Pseudomonas aeruginosa (PA) is a Gram-negative opportunistic microorganism that can be found in the environment. It is an important nosocomial pathogen, which causes different severe acute and chronic infections. Moreover, infections with PA are a major health problem for immune-compromised patients and individuals with cystic fibrosis (CF).[1,2] In fact, given the ubiquitous presence of this microorganism, it is understandable that the healthy immune system is quite capable of controlling infections. However, susceptible individuals, particularly those affected by HIV infection, recipients of transplanted organs, cytotoxic drug addicts or burn patients with vascular damage hindering localized phagocytosis, frequently suffer from infections caused by this pathogen.[3,4] Impaired respiratory clearance mechanisms are present in patients with bronchiectasis, a condition that predisposes to colonization and infection by PA. Chronic infections of the respiratory tract are a major cause of the increased morbidity and mortality of individuals with CF.[5–7] The prevalence of PA infection varies widely among CF centers.[8] According to our previous results obtained by assessing microorganisms isolated from the expectorations of CF adult patients attending a CF referral center over a period of 5 years,[9] the mean prevalence of PA infection during the period of the study was 44%, similar to percentages found in Naples (Italy) by Lambiase et al.[10] and in Germany by Valenza et al..[11]

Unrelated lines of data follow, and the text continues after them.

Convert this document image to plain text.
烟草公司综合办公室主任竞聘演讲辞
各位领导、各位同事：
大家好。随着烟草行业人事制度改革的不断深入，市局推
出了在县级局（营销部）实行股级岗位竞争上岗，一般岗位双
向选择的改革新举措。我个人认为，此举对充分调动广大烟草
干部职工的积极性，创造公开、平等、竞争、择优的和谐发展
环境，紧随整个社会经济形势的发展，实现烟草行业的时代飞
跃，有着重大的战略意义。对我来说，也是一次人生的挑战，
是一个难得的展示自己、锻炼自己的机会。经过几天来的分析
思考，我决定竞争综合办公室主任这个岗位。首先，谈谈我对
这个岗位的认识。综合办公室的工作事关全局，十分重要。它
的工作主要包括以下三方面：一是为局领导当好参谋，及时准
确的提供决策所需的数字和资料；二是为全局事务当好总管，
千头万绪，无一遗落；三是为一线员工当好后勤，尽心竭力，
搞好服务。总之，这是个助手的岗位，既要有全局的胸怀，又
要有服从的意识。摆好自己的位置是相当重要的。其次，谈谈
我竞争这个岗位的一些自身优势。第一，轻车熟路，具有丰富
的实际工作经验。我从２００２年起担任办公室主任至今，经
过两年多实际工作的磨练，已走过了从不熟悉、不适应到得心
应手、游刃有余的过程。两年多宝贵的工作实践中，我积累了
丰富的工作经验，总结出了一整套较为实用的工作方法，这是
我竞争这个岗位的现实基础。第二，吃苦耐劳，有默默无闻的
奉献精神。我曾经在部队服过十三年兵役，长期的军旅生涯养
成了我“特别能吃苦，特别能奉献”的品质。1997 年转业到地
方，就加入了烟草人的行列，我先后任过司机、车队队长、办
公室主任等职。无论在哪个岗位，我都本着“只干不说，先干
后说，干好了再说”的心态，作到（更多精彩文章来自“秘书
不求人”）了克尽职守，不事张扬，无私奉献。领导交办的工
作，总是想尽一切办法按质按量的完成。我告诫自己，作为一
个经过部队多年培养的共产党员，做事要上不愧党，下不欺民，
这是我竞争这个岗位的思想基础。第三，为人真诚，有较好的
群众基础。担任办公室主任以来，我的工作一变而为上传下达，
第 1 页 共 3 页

PA, which can survive in different physical conditions, can be responsible for infections determined by medical devices and related to hospital environments. This microorganism is particularly resistant to the current antibiotic arsenal; in fact, it displays intrinsic multidrug resistance (MDR) and has a tremendous capacity to acquire further resistance mechanisms.[12,13] Recently, widespread extensively drug-resistant PA clones have been reported.[14] Moreover, during chronic infections, the organism can sometimes adopt a mucoid phenotype and is also thought to adopt a biofilm-like mode of growth, resulting in protection from host immune and antibiotic attack, with an oxygen limitation and low bacterial metabolic activity.[15]